Diciamo che è chiaro per gli addetti ai lavori. Il decreto e il legislatore non sono in grado di conoscere la differenza tra riuso e riciclo, questo è il lavoro che svolgono gli operatori delle imprese selezionatrici di rifiuti tessili che, facendo la cernita dei cicli post consumo, decidono sul momento cosa è riuso e cosa è riciclo. È su questo si basa la filiera del recupero tessile.

Vorrei fare ancora una volta la solita precisazione, che ritengo necessaria: la fase di prima cernita dei rifiuti tessili post consumo effettuata da operatori professionali esperti (ovvero l’apertura del sacchetto contenente il rifiuto tessile eterogeneo per la sua suddivisione in riuso e riciclo) può essere effettuata in maniera efficace ed efficiente solo manualmente: ad oggi non esistono macchinari o tecnologie in grado di sopperire alla componente umana in questo passaggio.

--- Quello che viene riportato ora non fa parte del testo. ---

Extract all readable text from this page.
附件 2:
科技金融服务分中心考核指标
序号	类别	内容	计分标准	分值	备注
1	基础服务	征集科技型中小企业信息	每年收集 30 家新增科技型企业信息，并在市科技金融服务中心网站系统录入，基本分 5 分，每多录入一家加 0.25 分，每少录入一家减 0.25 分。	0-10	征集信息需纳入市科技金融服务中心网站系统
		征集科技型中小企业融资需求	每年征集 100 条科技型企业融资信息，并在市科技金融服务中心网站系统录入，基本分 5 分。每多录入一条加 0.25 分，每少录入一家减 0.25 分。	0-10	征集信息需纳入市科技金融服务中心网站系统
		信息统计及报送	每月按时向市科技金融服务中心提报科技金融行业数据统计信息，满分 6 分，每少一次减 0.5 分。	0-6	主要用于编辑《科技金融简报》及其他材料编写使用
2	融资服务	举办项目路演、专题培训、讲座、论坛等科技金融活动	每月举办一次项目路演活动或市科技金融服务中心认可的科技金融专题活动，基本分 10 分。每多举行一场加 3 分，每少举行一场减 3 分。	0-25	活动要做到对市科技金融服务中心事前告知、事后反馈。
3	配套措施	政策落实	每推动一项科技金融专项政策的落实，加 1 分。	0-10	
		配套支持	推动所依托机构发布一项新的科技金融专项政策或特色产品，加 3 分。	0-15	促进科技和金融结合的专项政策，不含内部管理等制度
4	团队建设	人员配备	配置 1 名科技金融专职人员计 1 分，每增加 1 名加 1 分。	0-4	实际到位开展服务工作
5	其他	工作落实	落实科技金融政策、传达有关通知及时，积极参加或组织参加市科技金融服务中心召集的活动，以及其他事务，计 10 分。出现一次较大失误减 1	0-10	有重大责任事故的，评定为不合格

Lo specifico perché molto spesso leggo di fantomatici macchinari che sono in grado di farlo ma questo non corrisponde alla realtà: ci sono macchinari e tecnologie efficienti ma funzionano solo a valle della prima cernita, quindi per il riciclo.

Il ministero chiarisce sufficientemente come dovrà avvenire il coordinamento tra le raccolte previste e gestite dagli schemi collettivi e la raccolta da parte dei gestori del servizio urbano?

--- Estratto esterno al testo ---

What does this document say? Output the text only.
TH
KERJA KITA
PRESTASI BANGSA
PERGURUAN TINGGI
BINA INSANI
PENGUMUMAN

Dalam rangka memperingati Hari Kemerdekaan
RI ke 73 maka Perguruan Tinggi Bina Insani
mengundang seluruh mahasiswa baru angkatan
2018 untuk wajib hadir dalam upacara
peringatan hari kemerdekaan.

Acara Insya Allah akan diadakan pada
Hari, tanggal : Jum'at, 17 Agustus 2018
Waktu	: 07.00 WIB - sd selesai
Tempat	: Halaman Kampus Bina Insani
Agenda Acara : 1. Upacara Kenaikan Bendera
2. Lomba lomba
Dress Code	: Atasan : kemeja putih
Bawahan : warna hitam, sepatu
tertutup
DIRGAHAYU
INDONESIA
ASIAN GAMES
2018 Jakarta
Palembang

Il decreto definisce le nuove modalità e regole delle raccolte che modificano in maniera sostanziale l’attuale sistema, spostando la proprietà del rifiuto in capo ai produttori: la definizione è abbastanza chiara. Ma bisognerà vedere se il nuovo sistema influirà negativamente o positivamente sull’attuale filiera del recupero tessile. Fino ad oggi il sistema non era perfetto ma funzionava: i Comuni italiani (e ribadisco il concetto, italiani, perché solo in Italia esiste questa filiera) non hanno mai avuto particolari problemi di gestione dei cicli post consumo; i cittadini non avevano costi per lo smaltimento dei loro rifiuti tessili; le cooperative sociali che si occupano della raccolta differenziata si autofinanziavano; tutta la filiera di riuso e riciclo tessile funzionava generando profitti e lavoro con oltre l’90% del rifiuto tessile trasformato in riuso e riciclo. Bisognerà vedere se il nuovo sistema sarà all’altezza di questi numeri.

Facendo un esempio, secondo i dati ISPRA in Italia si raccolgono circa 160 mila tonnellate di rifiuti tessili urbani (tendenza in aumento) e l’attuale filiera tessile italiana del recupero di questi materiali è in grado di assorbirla. Certo ci sono alcuni passaggi che potrebbero essere migliorati, poiché alcune lavorazioni sono state delocalizzate all’estero per problematiche economiche ma, sfruttando il futuro ecocontributo, si potrebbero prevedere delle fasi di reshoring migliorando l’impronta di carbonio e creando nuovi posti di lavoro su base nazionale.

In caso contrario, se il nuovo sistema non dovesse funzionare per qualche motivo e si fermasse la filiera, ci troveremo cumuli di rifiuti tessili per le strade con un danno ambientale ed economico enorme.